Toe amputations are also not currently recorded as index cases in surgical training logbooks, and there is no procedure-based assessment for formally assessing a trainee’s ability to perform the procedure. In a time when training opportunities are increasingly restricted due to the European Working Time Directive (EWTD) and the impact of COVID-19, without an objective measure of competence and a summative method of feedback, toe amputations may be deemed to be of much lower priority to trainees than the index procedures.
Toe amputations are often deemed the simplest procedure that a vascular trainee performs prior to progressing to more complex procedures, similar to an appendicectomy or hernia repair in general surgery. Although few major complications occur at the time of surgery and, to the untrained, toe amputation seems a relatively safe procedure, removal of a toe or soft tissue from the foot is not an operation without consequence. The weight-bearing capabilities of the foot are complex and the altered biomechanics following foot debridement and toe amputation are complicated and can lead to further problems, particularly in the insensate foot. Residual infection in both soft tissue and bone can lead to further necrosis and tissue loss due to the pathophysiology of diabetic foot infections, resulting in more extensive debridement and increased major lower-limb amputation. Residual infection also results in the need for prolonged antimicrobial therapy, with the associated risk of antibiotic resistance or antibiotic-related complications.
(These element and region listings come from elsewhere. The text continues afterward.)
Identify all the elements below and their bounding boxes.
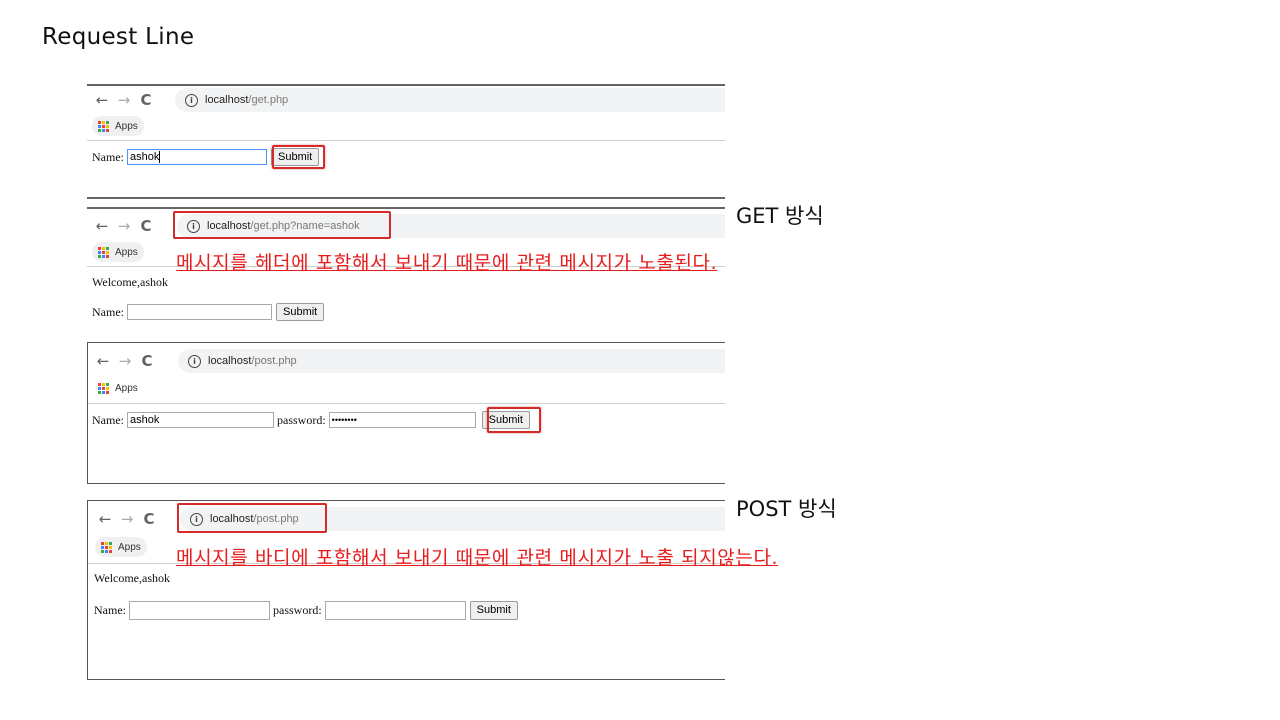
apps-shortcut[interactable]: Apps [92,378,144,398]
welcome-text: Welcome,ashok [92,275,169,289]
arrow-left-icon[interactable]: ← [92,350,114,372]
submit-highlight-box [487,407,541,433]
url-host: localhost [208,355,252,367]
name-input[interactable] [127,304,272,320]
apps-shortcut[interactable]: Apps [92,242,144,262]
apps-grid-icon [98,382,109,394]
slide-title: Request Line [42,24,195,50]
apps-label: Apps [115,120,138,132]
name-label: Name: [94,603,126,617]
apps-shortcut[interactable]: Apps [92,116,144,136]
frame-top-line [87,207,725,209]
get-method-label: GET 방식 [736,204,824,228]
browser-shot-post-form: ← → C i localhost/post.php Apps Name: as… [87,342,725,484]
apps-shortcut[interactable]: Apps [95,537,147,557]
arrow-right-icon[interactable]: → [113,89,135,111]
url-path: /get.php [248,94,289,106]
name-input[interactable]: ashok [127,412,274,428]
post-form: Name: ashok password: •••••••• Submit [92,411,530,429]
arrow-right-icon[interactable]: → [114,350,136,372]
password-input[interactable]: •••••••• [328,412,476,428]
reload-icon[interactable]: C [138,508,160,530]
submit-button[interactable]: Submit [469,601,518,620]
url-host: localhost [205,94,249,106]
apps-grid-icon [101,541,112,553]
name-label: Name: [92,149,124,164]
password-input[interactable] [324,601,466,620]
password-label: password: [273,603,322,617]
arrow-left-icon[interactable]: ← [91,89,113,111]
welcome-text: Welcome,ashok [94,571,171,585]
get-form: Name: Submit [92,303,325,321]
apps-label: Apps [115,246,138,258]
apps-label: Apps [115,382,138,394]
reload-icon[interactable]: C [135,215,157,237]
apps-label: Apps [118,541,141,553]
arrow-left-icon[interactable]: ← [91,215,113,237]
browser-shot-get-form: ← → C i localhost/get.php Apps Name: ash… [87,84,725,200]
arrow-right-icon[interactable]: → [113,215,135,237]
address-bar[interactable]: i localhost/get.php [175,88,725,112]
post-method-label: POST 방식 [736,497,837,521]
apps-grid-icon [98,246,109,258]
info-icon[interactable]: i [185,93,198,107]
toolbar-divider [88,403,725,404]
reload-icon[interactable]: C [136,350,158,372]
get-method-note: 메시지를 헤더에 포함해서 보내기 때문에 관련 메시지가 노출된다. [176,252,718,274]
address-bar[interactable]: i localhost/post.php [178,349,725,373]
arrow-right-icon[interactable]: → [116,508,138,530]
post-form: Name: password: Submit [94,601,518,620]
name-input[interactable]: ashok [127,149,267,165]
frame-top-line [87,84,725,86]
submit-button[interactable]: Submit [276,303,325,321]
apps-grid-icon [98,120,109,132]
name-input[interactable] [129,601,270,620]
frame-bottom-line [87,197,725,199]
toolbar-divider [87,140,725,141]
submit-highlight-box [272,145,325,169]
arrow-left-icon[interactable]: ← [94,508,116,530]
post-method-note: 메시지를 바디에 포함해서 보내기 때문에 관련 메시지가 노출 되지않는다. [176,547,779,569]
text-caret [159,151,161,164]
name-label: Name: [92,412,124,427]
reload-icon[interactable]: C [135,89,157,111]
url-highlight-box [173,211,391,239]
name-label: Name: [92,304,124,319]
browser-shot-post-result: ← → C i localhost/post.php Apps Welcome,… [87,500,725,680]
url-path: /post.php [251,355,297,367]
info-icon[interactable]: i [188,354,201,368]
password-label: password: [277,412,326,427]
url-highlight-box [177,503,327,533]
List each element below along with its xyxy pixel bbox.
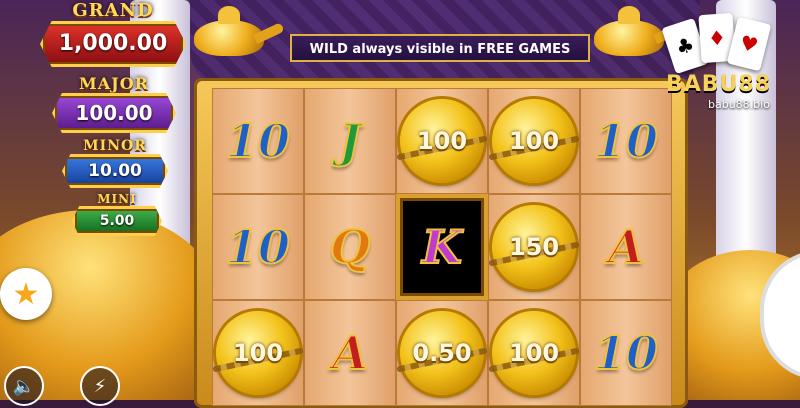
sound-button[interactable]: 🔈	[4, 366, 44, 406]
reel-cell: 10	[212, 88, 304, 194]
logo-text: BABU88	[666, 72, 772, 97]
star-icon: ★	[12, 276, 40, 312]
jackpot-minor-title: MINOR	[83, 138, 147, 154]
letter-symbol: J	[338, 113, 362, 169]
jackpot-minor: MINOR 10.00	[62, 138, 168, 188]
reel-cell: 10	[580, 88, 672, 194]
reel-cell: 10	[580, 300, 672, 406]
gold-coin-symbol: 100	[216, 311, 300, 395]
jackpot-grand-title: GRAND	[72, 0, 154, 21]
lightning-icon: ⚡	[93, 375, 107, 397]
free-games-banner: WILD always visible in FREE GAMES	[290, 34, 590, 62]
reel-cell: 100	[488, 88, 580, 194]
reel-cell: A	[304, 300, 396, 406]
reel-cell: J	[304, 88, 396, 194]
jackpot-mini: MINI 5.00	[72, 192, 162, 236]
jackpot-minor-value: 10.00	[62, 154, 168, 188]
magic-lamp-left	[184, 0, 285, 60]
babu88-logo: ♣ ♦ ♥ BABU88 babu88.bio	[660, 12, 790, 112]
reel-grid: 10 J 100 100 10 10 Q K 150 A 100 A 0.50 100 10	[212, 88, 672, 408]
letter-symbol: 10	[225, 219, 291, 275]
letter-symbol: 10	[593, 325, 659, 381]
jackpot-mini-title: MINI	[97, 192, 137, 206]
coin-value: 100	[232, 339, 284, 367]
reel-cell: 10	[212, 194, 304, 300]
reel-cell: 150	[488, 194, 580, 300]
coin-value: 150	[508, 233, 560, 261]
turbo-button[interactable]: ⚡	[80, 366, 120, 406]
reel-cell: 100	[212, 300, 304, 406]
favorite-button[interactable]: ★	[0, 268, 52, 320]
letter-symbol: 10	[225, 113, 291, 169]
jackpot-grand: GRAND 1,000.00	[40, 0, 186, 67]
gold-coin-symbol: 100	[492, 99, 576, 183]
reel-cell: Q	[304, 194, 396, 300]
reel-cell: 100	[488, 300, 580, 406]
wild-k-symbol: K	[421, 219, 463, 275]
jackpot-major-value: 100.00	[52, 93, 176, 133]
reel-cell: K	[396, 194, 488, 300]
coin-value: 100	[416, 127, 468, 155]
letter-symbol: Q	[329, 219, 371, 275]
logo-url: babu88.bio	[708, 98, 770, 111]
gold-coin-symbol: 150	[492, 205, 576, 289]
jackpot-major: MAJOR 100.00	[52, 74, 176, 133]
gold-coin-symbol: 100	[400, 99, 484, 183]
jackpot-grand-value: 1,000.00	[40, 21, 186, 67]
reel-cell: 100	[396, 88, 488, 194]
jackpot-major-title: MAJOR	[79, 74, 149, 93]
letter-symbol: A	[331, 325, 369, 381]
coin-value: 100	[508, 339, 560, 367]
gold-coin-symbol: 0.50	[400, 311, 484, 395]
letter-symbol: 10	[593, 113, 659, 169]
reel-cell: 0.50	[396, 300, 488, 406]
logo-card-hearts: ♥	[726, 16, 772, 72]
letter-symbol: A	[607, 219, 645, 275]
reel-cell: A	[580, 194, 672, 300]
gold-coin-symbol: 100	[492, 311, 576, 395]
speaker-icon: 🔈	[12, 375, 36, 397]
coin-value: 100	[508, 127, 560, 155]
coin-value: 0.50	[412, 339, 472, 367]
jackpot-mini-value: 5.00	[72, 206, 162, 236]
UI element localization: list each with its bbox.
This study demonstrates that once initial teaching is completed, many registrars do not receive ongoing review of their technique or supervision while performing toe amputations. There is a risk that trainees will develop bad habits if they do not regularly receive supervision and feedback on their operative skills.
The study also raises the question as to whether those performing the amputations understand the clinical importance and potential consequences of the procedure. The introduction of the new curriculum, and fulminant diabetic foot sepsis featuring as a critical condition, will hopefully act as an incentive to improve training and understanding of this complex disease process.
Conclusion
This study suggests that there is significant variation in trainee understanding of toe amputations, the processes involved, and the level of training and supervision trainees receive. Significant variation exists in tissue sampling techniques and this has the potential to hugely impact on appropriate antimicrobial therapy. This combination of factors hugely increases the risk of suboptimal therapy, increased potential for developing the need for major limb amputation, and threatens life expectancy of this cohort of patients.
Development of national standard operating procedures for sampling techniques, transportation and processing of antimicrobial specimens is required to ensure optimal targeted antimicrobial therapy. A greater emphasis on training in the management of diabetic foot disease and surgical debridement to minimise the risk of repeated procedures and, ultimately, major lower-limb amputation, is required, with accurate recording of procedures and outcomes to ensure continued service development and optimal patient care.